Israeli forces fought fierce battles with Hizbullah guerrillas across southern Lebanon today and launched scores of air strikes, a day before a truce brokered at the United Nations is due to begin.
Al Arabiya television reported that seven Israeli soldiers were killed in the fighting. Yesterday, the Israeli military suffered its deadliest day of the month-old war with 19 soldiers killed and five others missing and feared dead after their helicopter was shot down by Hizbullah.
Israeli aircraft attacked targets in more than 50 villages and towns, Lebanese security sources said, killing at least five people in southern Lebanon and five in the Bekaa valley.
More than 153 rockets fired by Hizbullah hit northern Israel, killing one person and wounding 11, Israeli police said.
Israel widened its offensive in Lebanon on Friday despite a UN Security Council resolution calling for a "full cessation of hostilities". Some 30,000 Israeli troops are in Lebanon.
The Israeli cabinet formally approved the resolution this afternoon after its weekly meeting, and the Haaretz newspaper reported that Israel was willing to discuss a possible release of Hizbullah prisoners in exchange for freeing two Israeli soldiers whose capture on July 12th sparked the war.
The United Nations said Israeli and Lebanese leaders had agreed that a truce would take effect at 6am (Irish time) tomorrow.

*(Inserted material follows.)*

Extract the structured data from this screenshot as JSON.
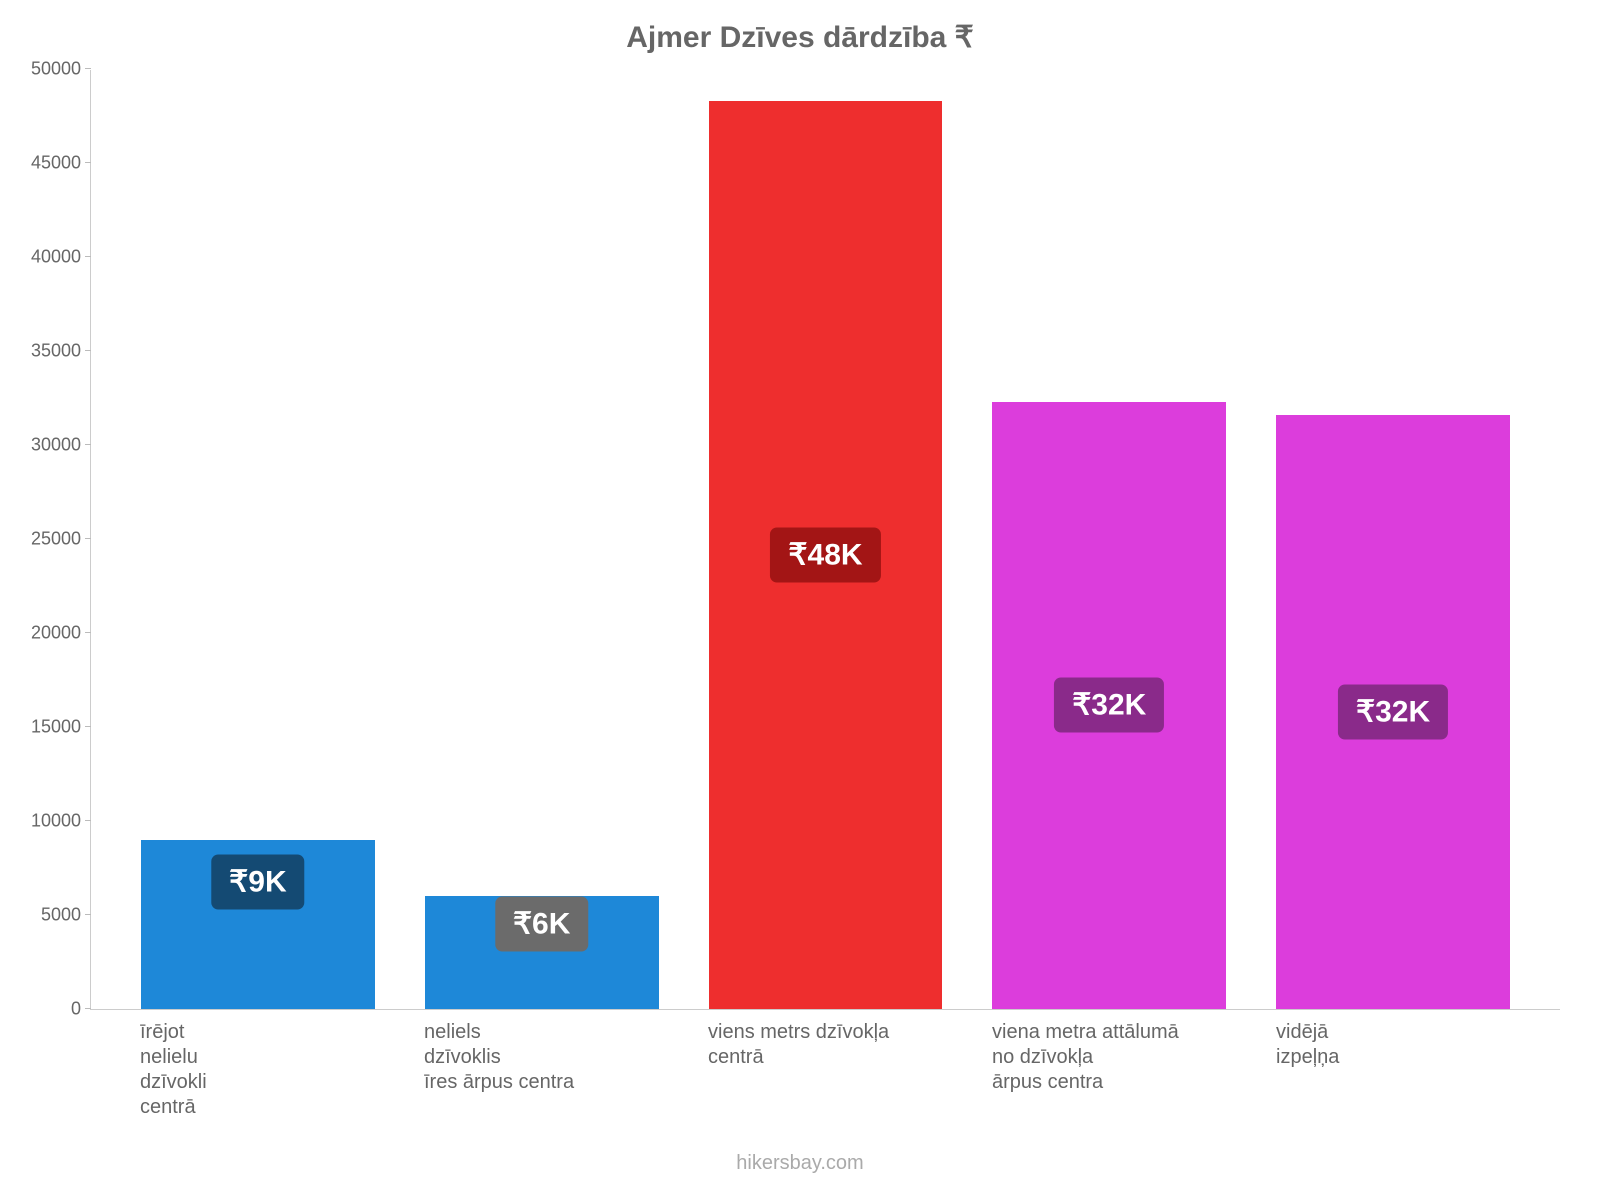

UN Secretary General Kofi Annan said fighting should end immediately to spare civilians.
"The fighting should stop now to respect the spirit and intent of the Security Council decision, the object of which was to save civilian lives, to spare the pain and suffering that the civilians on both sides are living through," Mr Annan said.
In Lebanon, three civilians were killed and 13 wounded in an Israeli air raid on the village of Ali Al Nahri in the eastern Bekaa Valley, security sources said.
Five people, including a mother and her three children, died when a house was struck near the southern city of Tyre, and two people were killed and four wounded when a truck was hit in the eastern Bekaa valley.
Artillery pounded Hizbullah-held areas in south Lebanon. Hundreds of rounds crashed into the Hizbullah stronghold of Khiam, residents said.
Hizbullah reported fierce fighting in several parts of the border area and said its guerrillas destroyed at least three tanks and two bulldozers. It said guerrillas were fighting an Israeli unit trying to reach the downed helicopter.
The Israeli military said it had launched more than 100 air strikes in Lebanon since Friday evening, targeting more than 50 Hizbullah command stations, two missile launchers, and two vehicles carrying weapons from Syria to the Bekaa valley.
At least 1,074 people in Lebanon and 144 Israelis, including 104 soldiers, have been killed in the war.
Lebanese Prime Minister Fouad Siniora said his government unanimously approved the UN resolution yesterday, and Hizbullah leader Sayyed Hassan Nasrallah said his fighters would abide by the ceasefire once Israeli forces also adhered to it.
The resolution envisages a phased withdrawal of Israeli troops from southern Lebanon as 15,000 Lebanese troops deploy there along with up to 15,000 UN peacekeeping troops.
But some analysts cautioned fighting was unlikely to stop.
"I think this talk of a ceasefire going into effect tomorrow seems to be highly exaggerated and dubious," said Mouin Rabbani, senior Middle East analyst with the International Crisis Group.
"It seems that Israel's strategy has been to establish positions as far north as possible to implement a fighting withdrawal, meaning that they will try to take on as much of Hizbullah as they can as they work their way south."
Nasrallah said Hizbullah would abide by the UN resolution and cooperate with the UN and Lebanese troops, but would carry on confronting any Israeli soldiers on Lebanese soil.
France is widely expected to lead the UN force, which will expand the existing UN Interim Force in Lebanon (UNIFIL) but have a stronger mandate. French Foreign Minister Philippe Douste-Blazy told Le Monde newspaper the mission of the new force would not include disarming Hizbollah by force.
A senior Israeli commander, Major General Udi Adam, said some Israeli forces had reached as far as the Litani river in Lebanon. The river is a few kilometres (miles) from the border at some points but about 20 km (13 miles) away at others.